SoC-DT: Standard-of-Care Aligned Digital Twins for Patient-Specific Tumor Dynamics
Moinak Bhattacharya, Gagandeep Singh, Prateek Prasanna
TL;DR
This paper tackles the challenge of predicting tumor trajectories under standard-of-care therapies by building SoC-DT, a differentiable, physics-based digital twin that couples reaction-diffusion tumor growth with discrete interventions such as surgery, chemotherapy, and radiotherapy, modulated by genomic and demographic covariates. The core advances are an IMEX–ETD solver that preserves stability and positivity while handling discontinuous treatment events, and an event-aware adjoint enabling gradient-based calibration from multimodal data. Evaluations on three synthetic datasets and a real glioma cohort show SoC-DT outperforms classical PDE models and mobile neural baselines in post-treatment mask forecasting and time-to-progression prediction, with robust performance across hyperparameters.
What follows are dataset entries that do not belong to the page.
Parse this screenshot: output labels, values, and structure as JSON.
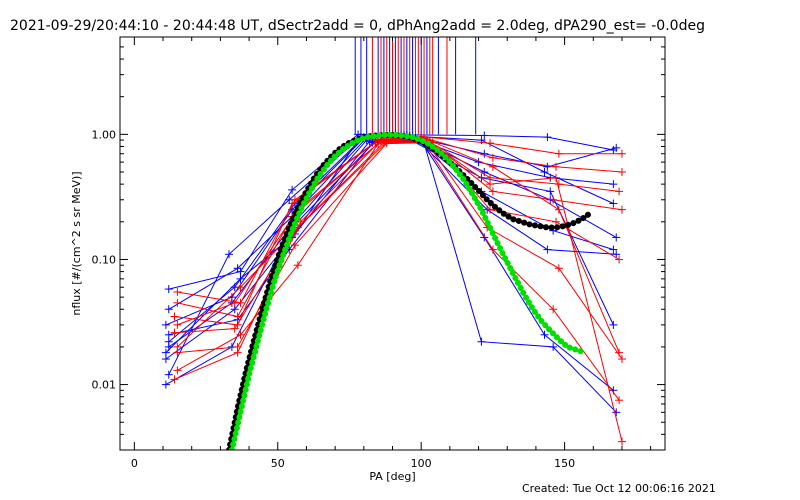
{
  "title": "2021-09-29/20:44:10 - 20:44:48 UT, dSectr2add = 0, dPhAng2add = 2.0deg, dPA290_est= -0.0deg",
  "created": "Created: Tue Oct 12 00:06:16 2021",
  "chart_data": {
    "type": "line",
    "xlabel": "PA [deg]",
    "ylabel": "nflux [#/(cm^2 s sr MeV)]",
    "xlim": [
      -5,
      185
    ],
    "ylim": [
      0.003,
      6.0
    ],
    "yscale": "log",
    "xticks": [
      0,
      50,
      100,
      150
    ],
    "xtick_labels": [
      "0",
      "50",
      "100",
      "150"
    ],
    "yticks": [
      0.01,
      0.1,
      1.0
    ],
    "ytick_labels": [
      "0.01",
      "0.10",
      "1.00"
    ],
    "colors": {
      "blue": "#0000ff",
      "red": "#ff0000",
      "black": "#000000",
      "green": "#00e000"
    },
    "series": [
      {
        "color": "blue",
        "x": [
          12,
          37,
          55,
          78,
          95,
          122,
          144,
          167
        ],
        "y": [
          0.058,
          0.08,
          0.36,
          1.0,
          0.99,
          0.98,
          0.95,
          0.75
        ]
      },
      {
        "color": "blue",
        "x": [
          12,
          33,
          54,
          79,
          96,
          121,
          143,
          167
        ],
        "y": [
          0.012,
          0.11,
          0.3,
          0.96,
          0.97,
          0.9,
          0.5,
          0.28
        ]
      },
      {
        "color": "blue",
        "x": [
          11,
          34,
          55,
          80,
          97,
          122,
          145,
          168
        ],
        "y": [
          0.03,
          0.05,
          0.25,
          0.93,
          0.96,
          0.5,
          0.3,
          0.15
        ]
      },
      {
        "color": "blue",
        "x": [
          12,
          34,
          56,
          81,
          98,
          121,
          146,
          167
        ],
        "y": [
          0.02,
          0.045,
          0.2,
          0.9,
          0.94,
          0.35,
          0.17,
          0.12
        ]
      },
      {
        "color": "blue",
        "x": [
          11,
          35,
          55,
          82,
          99,
          123,
          144,
          168
        ],
        "y": [
          0.016,
          0.04,
          0.15,
          0.88,
          0.9,
          0.25,
          0.12,
          0.11
        ]
      },
      {
        "color": "blue",
        "x": [
          12,
          36,
          54,
          83,
          100,
          122,
          143,
          167
        ],
        "y": [
          0.025,
          0.033,
          0.12,
          0.86,
          0.88,
          0.15,
          0.025,
          0.009
        ]
      },
      {
        "color": "blue",
        "x": [
          11,
          34,
          55,
          84,
          101,
          121,
          146,
          168
        ],
        "y": [
          0.01,
          0.02,
          0.18,
          0.88,
          0.85,
          0.022,
          0.02,
          0.006
        ]
      },
      {
        "color": "blue",
        "x": [
          12,
          35,
          56,
          80,
          95,
          120,
          145,
          167
        ],
        "y": [
          0.022,
          0.06,
          0.28,
          0.95,
          0.98,
          0.6,
          0.45,
          0.4
        ]
      },
      {
        "color": "blue",
        "x": [
          12,
          36,
          55,
          81,
          94,
          122,
          144,
          168
        ],
        "y": [
          0.04,
          0.085,
          0.22,
          0.94,
          0.99,
          0.7,
          0.55,
          0.78
        ]
      },
      {
        "color": "blue",
        "x": [
          11,
          37,
          56,
          79,
          93,
          121,
          145,
          167
        ],
        "y": [
          0.018,
          0.07,
          0.16,
          0.97,
          0.99,
          0.45,
          0.35,
          0.03
        ]
      },
      {
        "color": "red",
        "x": [
          15,
          37,
          56,
          85,
          100,
          124,
          148,
          170
        ],
        "y": [
          0.055,
          0.045,
          0.3,
          0.9,
          0.96,
          0.85,
          0.7,
          0.7
        ]
      },
      {
        "color": "red",
        "x": [
          15,
          36,
          55,
          86,
          101,
          125,
          147,
          170
        ],
        "y": [
          0.045,
          0.035,
          0.22,
          0.88,
          0.94,
          0.65,
          0.55,
          0.5
        ]
      },
      {
        "color": "red",
        "x": [
          14,
          35,
          57,
          87,
          102,
          124,
          148,
          169
        ],
        "y": [
          0.026,
          0.028,
          0.18,
          0.86,
          0.9,
          0.45,
          0.4,
          0.35
        ]
      },
      {
        "color": "red",
        "x": [
          15,
          36,
          56,
          88,
          103,
          125,
          146,
          170
        ],
        "y": [
          0.018,
          0.02,
          0.13,
          0.85,
          0.88,
          0.35,
          0.3,
          0.25
        ]
      },
      {
        "color": "red",
        "x": [
          15,
          37,
          57,
          85,
          104,
          124,
          147,
          169
        ],
        "y": [
          0.013,
          0.025,
          0.09,
          0.84,
          0.86,
          0.25,
          0.2,
          0.1
        ]
      },
      {
        "color": "red",
        "x": [
          14,
          36,
          58,
          86,
          101,
          123,
          148,
          170
        ],
        "y": [
          0.011,
          0.018,
          0.2,
          0.9,
          0.92,
          0.18,
          0.085,
          0.016
        ]
      },
      {
        "color": "red",
        "x": [
          15,
          35,
          57,
          87,
          100,
          125,
          146,
          169
        ],
        "y": [
          0.03,
          0.045,
          0.25,
          0.92,
          0.94,
          0.12,
          0.04,
          0.0075
        ]
      },
      {
        "color": "red",
        "x": [
          15,
          37,
          56,
          88,
          102,
          124,
          147,
          170
        ],
        "y": [
          0.02,
          0.06,
          0.17,
          0.87,
          0.9,
          0.4,
          0.45,
          0.0035
        ]
      },
      {
        "color": "red",
        "x": [
          14,
          36,
          55,
          85,
          103,
          125,
          148,
          169
        ],
        "y": [
          0.035,
          0.03,
          0.28,
          0.89,
          0.89,
          0.55,
          0.25,
          0.018
        ]
      }
    ],
    "fits": [
      {
        "color": "black",
        "x": [
          33,
          36,
          39,
          42,
          45,
          48,
          51,
          54,
          57,
          60,
          63,
          66,
          69,
          72,
          75,
          78,
          81,
          84,
          87,
          90,
          93,
          96,
          99,
          102,
          105,
          108,
          111,
          114,
          117,
          120,
          123,
          126,
          129,
          132,
          135,
          138,
          141,
          144,
          147,
          150,
          153,
          156,
          159
        ],
        "y": [
          0.003,
          0.0065,
          0.013,
          0.024,
          0.043,
          0.075,
          0.12,
          0.18,
          0.26,
          0.35,
          0.46,
          0.57,
          0.68,
          0.78,
          0.86,
          0.92,
          0.96,
          0.98,
          0.985,
          0.99,
          0.975,
          0.95,
          0.9,
          0.83,
          0.75,
          0.66,
          0.57,
          0.49,
          0.42,
          0.355,
          0.3,
          0.26,
          0.23,
          0.21,
          0.2,
          0.19,
          0.185,
          0.18,
          0.18,
          0.185,
          0.195,
          0.21,
          0.235
        ]
      },
      {
        "color": "green",
        "x": [
          34,
          37,
          40,
          43,
          46,
          49,
          52,
          55,
          58,
          61,
          64,
          67,
          70,
          73,
          76,
          79,
          82,
          85,
          88,
          91,
          94,
          97,
          100,
          103,
          106,
          109,
          112,
          115,
          118,
          121,
          124,
          127,
          130,
          133,
          136,
          139,
          142,
          145,
          148,
          151,
          154,
          157
        ],
        "y": [
          0.003,
          0.006,
          0.012,
          0.022,
          0.04,
          0.07,
          0.11,
          0.17,
          0.25,
          0.34,
          0.45,
          0.56,
          0.67,
          0.77,
          0.85,
          0.92,
          0.96,
          0.98,
          0.99,
          0.99,
          0.975,
          0.95,
          0.9,
          0.83,
          0.74,
          0.64,
          0.53,
          0.43,
          0.33,
          0.25,
          0.18,
          0.13,
          0.095,
          0.07,
          0.052,
          0.04,
          0.032,
          0.027,
          0.023,
          0.02,
          0.019,
          0.018
        ]
      }
    ],
    "vlines": {
      "x": [
        77,
        79,
        81,
        83,
        85,
        86,
        87,
        88,
        89,
        90,
        91,
        92,
        93,
        94,
        95,
        96,
        97,
        98,
        99,
        100,
        101,
        102,
        103,
        104,
        106,
        109,
        112,
        119
      ],
      "colors": [
        "blue",
        "blue",
        "blue",
        "red",
        "blue",
        "red",
        "blue",
        "red",
        "blue",
        "red",
        "blue",
        "red",
        "blue",
        "red",
        "blue",
        "red",
        "blue",
        "red",
        "red",
        "blue",
        "red",
        "blue",
        "red",
        "red",
        "blue",
        "red",
        "blue",
        "blue"
      ],
      "y_from": 1.0,
      "y_to": 6.0
    }
  }
}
The framework offers a principled, interpretable path toward patient-specific digital twins for oncology, with potential to support counterfactual treatment planning and dynamic updating as new data arrive.
Abstract
Accurate prediction of tumor trajectories under standard-of-care (SoC) therapies remains a major unmet need in oncology. This capability is essential for optimizing treatment planning and anticipating disease progression. Conventional reaction-diffusion models are limited in scope, as they fail to capture tumor dynamics under heterogeneous therapeutic paradigms. There is hence a critical need for computational frameworks that can realistically simulate SoC interventions while accounting for inter-patient variability in genomics, demographics, and treatment regimens. We introduce Standard-of-Care Digital Twin (SoC-DT), a differentiable framework that unifies reaction-diffusion tumor growth models, discrete SoC interventions (surgery, chemotherapy, radiotherapy) along with genomic and demographic personalization to predict post-treatment tumor structure on imaging. An implicit-explicit exponential time-differencing solver, IMEX-SoC, is also proposed, which ensures stability, positivity, and scalability in SoC treatment situations. Evaluated on both synthetic data and real world glioma data, SoC-DT consistently outperforms classical PDE baselines and purely data-driven neural models in predicting tumor dynamics. By bridging mechanistic interpretability with modern differentiable solvers, SoC-DT establishes a principled foundation for patient-specific digital twins in oncology, enabling biologically consistent tumor dynamics estimation. Code will be made available upon acceptance.